Apa yang akan terjadi:
- Ekonomi akan tetap menjadi fokus Jokowi dengan penekanan pada infrastruktur, sumber daya manusia
- Pemerintahan yang terpilih kembali di Jakarta dan Canberra menjadi pertanda baik untuk perjanjian perdagangan bebas
- Pengamat memperingatkan represi politik dan hak-hak minoritas dapat memburuk
Dua puluh satu tahun sejak demonstrasi pro-demokrasi berhasil menjatuhkan Presiden Suharto, Komisi Pemilihan Umum (KPU) mengumumkan hasil Pilpres 2019 dengan perolehan suara 55,5 % mengungguli penantangnya Prabowo Subianto yang meraih suara 44,5 persen.

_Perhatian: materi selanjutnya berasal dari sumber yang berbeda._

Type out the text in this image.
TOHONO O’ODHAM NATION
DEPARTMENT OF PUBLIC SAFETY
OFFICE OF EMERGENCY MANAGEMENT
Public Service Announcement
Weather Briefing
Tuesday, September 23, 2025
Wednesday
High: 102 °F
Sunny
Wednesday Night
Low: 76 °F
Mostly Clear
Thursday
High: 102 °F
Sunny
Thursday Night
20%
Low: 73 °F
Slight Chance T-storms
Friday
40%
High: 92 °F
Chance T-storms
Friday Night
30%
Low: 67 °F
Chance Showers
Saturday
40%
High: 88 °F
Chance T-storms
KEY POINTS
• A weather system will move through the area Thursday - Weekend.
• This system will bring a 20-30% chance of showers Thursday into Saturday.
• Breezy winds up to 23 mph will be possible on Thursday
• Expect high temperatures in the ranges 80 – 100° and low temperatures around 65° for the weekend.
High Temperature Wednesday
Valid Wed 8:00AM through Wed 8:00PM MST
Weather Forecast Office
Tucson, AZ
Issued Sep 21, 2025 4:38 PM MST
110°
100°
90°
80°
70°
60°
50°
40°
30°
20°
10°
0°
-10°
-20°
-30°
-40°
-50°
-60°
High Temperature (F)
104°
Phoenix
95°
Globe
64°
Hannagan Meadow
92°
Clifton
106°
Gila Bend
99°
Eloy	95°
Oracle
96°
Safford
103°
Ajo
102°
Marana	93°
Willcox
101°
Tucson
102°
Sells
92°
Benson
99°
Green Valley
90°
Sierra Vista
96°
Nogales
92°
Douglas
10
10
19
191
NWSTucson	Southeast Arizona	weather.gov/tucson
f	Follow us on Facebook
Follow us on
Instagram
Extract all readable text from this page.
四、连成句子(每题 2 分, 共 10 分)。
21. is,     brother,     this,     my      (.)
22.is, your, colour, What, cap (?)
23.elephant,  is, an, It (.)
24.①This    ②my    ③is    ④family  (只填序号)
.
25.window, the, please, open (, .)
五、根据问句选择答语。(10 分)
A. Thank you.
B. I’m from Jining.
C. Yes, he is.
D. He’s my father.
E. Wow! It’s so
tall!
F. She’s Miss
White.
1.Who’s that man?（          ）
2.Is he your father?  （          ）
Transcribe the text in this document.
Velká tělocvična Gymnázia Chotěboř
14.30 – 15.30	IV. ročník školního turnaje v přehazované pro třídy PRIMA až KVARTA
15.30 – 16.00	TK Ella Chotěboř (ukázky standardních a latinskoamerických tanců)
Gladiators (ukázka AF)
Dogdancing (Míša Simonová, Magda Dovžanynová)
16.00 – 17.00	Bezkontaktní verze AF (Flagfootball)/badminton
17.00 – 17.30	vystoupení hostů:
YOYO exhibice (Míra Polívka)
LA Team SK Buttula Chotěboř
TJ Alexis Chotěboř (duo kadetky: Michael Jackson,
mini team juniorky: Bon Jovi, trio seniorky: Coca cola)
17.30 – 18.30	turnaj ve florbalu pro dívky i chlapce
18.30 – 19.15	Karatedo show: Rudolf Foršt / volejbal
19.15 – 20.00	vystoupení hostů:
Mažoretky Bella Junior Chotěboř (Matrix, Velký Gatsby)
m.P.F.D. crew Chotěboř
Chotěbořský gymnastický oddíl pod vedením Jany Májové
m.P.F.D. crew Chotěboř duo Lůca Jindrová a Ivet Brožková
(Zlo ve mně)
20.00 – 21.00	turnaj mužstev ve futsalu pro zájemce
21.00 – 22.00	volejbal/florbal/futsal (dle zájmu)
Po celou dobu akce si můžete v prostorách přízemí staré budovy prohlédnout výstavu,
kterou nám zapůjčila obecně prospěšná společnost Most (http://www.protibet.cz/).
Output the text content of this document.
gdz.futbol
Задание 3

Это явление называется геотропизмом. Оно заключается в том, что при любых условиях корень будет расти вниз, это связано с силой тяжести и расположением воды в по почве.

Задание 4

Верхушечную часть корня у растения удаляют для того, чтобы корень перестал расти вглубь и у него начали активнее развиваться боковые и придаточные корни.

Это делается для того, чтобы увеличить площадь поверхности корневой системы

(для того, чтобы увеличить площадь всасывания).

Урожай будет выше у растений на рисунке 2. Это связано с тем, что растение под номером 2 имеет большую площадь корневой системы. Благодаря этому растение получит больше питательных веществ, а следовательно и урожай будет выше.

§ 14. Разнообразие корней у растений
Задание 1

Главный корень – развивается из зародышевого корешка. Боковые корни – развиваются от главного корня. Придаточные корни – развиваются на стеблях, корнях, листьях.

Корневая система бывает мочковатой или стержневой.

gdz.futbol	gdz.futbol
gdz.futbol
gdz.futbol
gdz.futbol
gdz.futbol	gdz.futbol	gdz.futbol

Prabowo, yang juga menantu Presiden Suharto, berulangkali mengklaim kemenangan sejak pemungutan suara tanggal 17 April lalu, menuduh Pemerintah telah melakukan kecurangan dalam pemilu.
Bawaslu menolak laporan kubu Prabowo yang menuduh telah terjadi pelanggaran kampanye yang terstruktur, sistemik dan masif.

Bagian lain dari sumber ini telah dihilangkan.